Bits and Pieces
Language Arts
Students will use a collection of objects as the basis for writing a tale about
the people who used the objects.
What You Need
- A collection of small objects, such as a small toy, a key, or a paintbrush
(at least three for each student)
- Blank story map for each student (print and
copy)
What to Do
- Review some stories that everyone in the class has read and discuss key objects
in the stories. How were they used? Who owned them? Were they special in some way?
Were they new or old? How were they important to the story? For example, you might
discuss how straw, sticks, and bricks were used in the tale of the Three Little Pigs.

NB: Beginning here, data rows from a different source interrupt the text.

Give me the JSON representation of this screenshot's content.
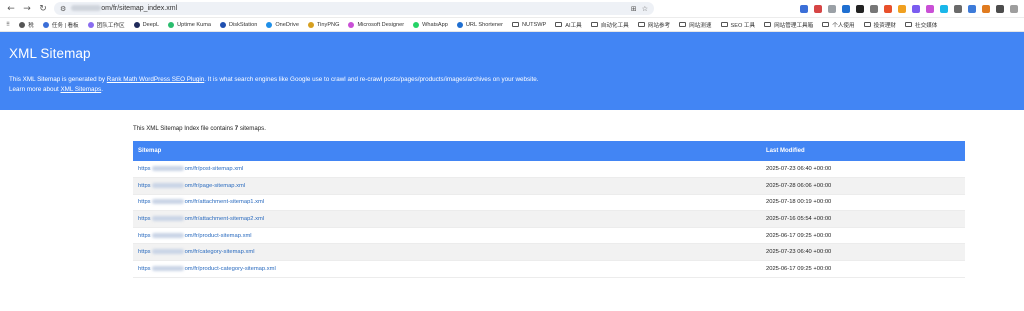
{
  "browser": {
    "url_prefix": "",
    "url_suffix": "om/fr/sitemap_index.xml",
    "bookmarks": [
      {
        "label": "税",
        "type": "icon"
      },
      {
        "label": "任务 | 看板",
        "type": "icon"
      },
      {
        "label": "团队工作区",
        "type": "icon"
      },
      {
        "label": "DeepL",
        "type": "icon"
      },
      {
        "label": "Uptime Kuma",
        "type": "icon"
      },
      {
        "label": "DiskStation",
        "type": "icon"
      },
      {
        "label": "OneDrive",
        "type": "icon"
      },
      {
        "label": "TinyPNG",
        "type": "icon"
      },
      {
        "label": "Microsoft Designer",
        "type": "icon"
      },
      {
        "label": "WhatsApp",
        "type": "icon"
      },
      {
        "label": "URL Shortener",
        "type": "icon"
      },
      {
        "label": "NUTSWP",
        "type": "folder"
      },
      {
        "label": "AI工具",
        "type": "folder"
      },
      {
        "label": "自动化工具",
        "type": "folder"
      },
      {
        "label": "网站参考",
        "type": "folder"
      },
      {
        "label": "网站测速",
        "type": "folder"
      },
      {
        "label": "SEO 工具",
        "type": "folder"
      },
      {
        "label": "网站管理工具箱",
        "type": "folder"
      },
      {
        "label": "个人使用",
        "type": "folder"
      },
      {
        "label": "投资理财",
        "type": "folder"
      },
      {
        "label": "社交媒体",
        "type": "folder"
      }
    ]
  },
  "header": {
    "title": "XML Sitemap",
    "desc_before": "This XML Sitemap is generated by ",
    "plugin_link": "Rank Math WordPress SEO Plugin",
    "desc_after": ". It is what search engines like Google use to crawl and re-crawl posts/pages/products/images/archives on your website.",
    "learn_before": "Learn more about ",
    "learn_link": "XML Sitemaps",
    "learn_after": "."
  },
  "content": {
    "intro_before": "This XML Sitemap Index file contains ",
    "intro_count": "7",
    "intro_after": " sitemaps.",
    "columns": {
      "sitemap": "Sitemap",
      "last_modified": "Last Modified"
    },
    "rows": [
      {
        "prefix": "https",
        "path": "om/fr/post-sitemap.xml",
        "modified": "2025-07-23 06:40 +00:00"
      },
      {
        "prefix": "https",
        "path": "om/fr/page-sitemap.xml",
        "modified": "2025-07-28 06:06 +00:00"
      },
      {
        "prefix": "https",
        "path": "om/fr/attachment-sitemap1.xml",
        "modified": "2025-07-18 00:19 +00:00"
      },
      {
        "prefix": "https",
        "path": "om/fr/attachment-sitemap2.xml",
        "modified": "2025-07-16 05:54 +00:00"
      },
      {
        "prefix": "https",
        "path": "om/fr/product-sitemap.xml",
        "modified": "2025-06-17 09:25 +00:00"
      },
      {
        "prefix": "https",
        "path": "om/fr/category-sitemap.xml",
        "modified": "2025-07-23 06:40 +00:00"
      },
      {
        "prefix": "https",
        "path": "om/fr/product-category-sitemap.xml",
        "modified": "2025-06-17 09:25 +00:00"
      }
    ]
  }
}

- Have each student bring in three to five small objects from home that they
can keep in school for a while. The objects can be unique or common
everyday things from around the house.
- Then place all the objects on a table and let students choose three objects that they
think they can work into a tale. If you want to make it more challenging, have children
try to choose three unrelated objects. (You may want to offer students the option of
keeping their selections a secret.)
- Distribute copies of the story map and have
children complete it. Remind them that the objects must play a key role
in the tale, such as being something that a father handed down to his
daughter, and not just be mentioned in passing. Encourage them to write
about the objects in imaginative ways.
- When they have finished writing, have children read the tales aloud to the class. You
might have the other students try to guess which objects in each tale were the three specially
selected objects.
Teaching Options
- You may want your students to pretend to be archeologists. Bring in five random and unfamiliar
(to students) objects. Bury them in the sand of a sand table and have volunteers unearth them.
Then have students work in groups to write a tale about the people who used them.
- You may want to collect several books with tales that students can read and use as models for
their own tales.
- Some children may find it easier to choose a familiar tale and retell it orally, substituting
new objects for the ones in the original story.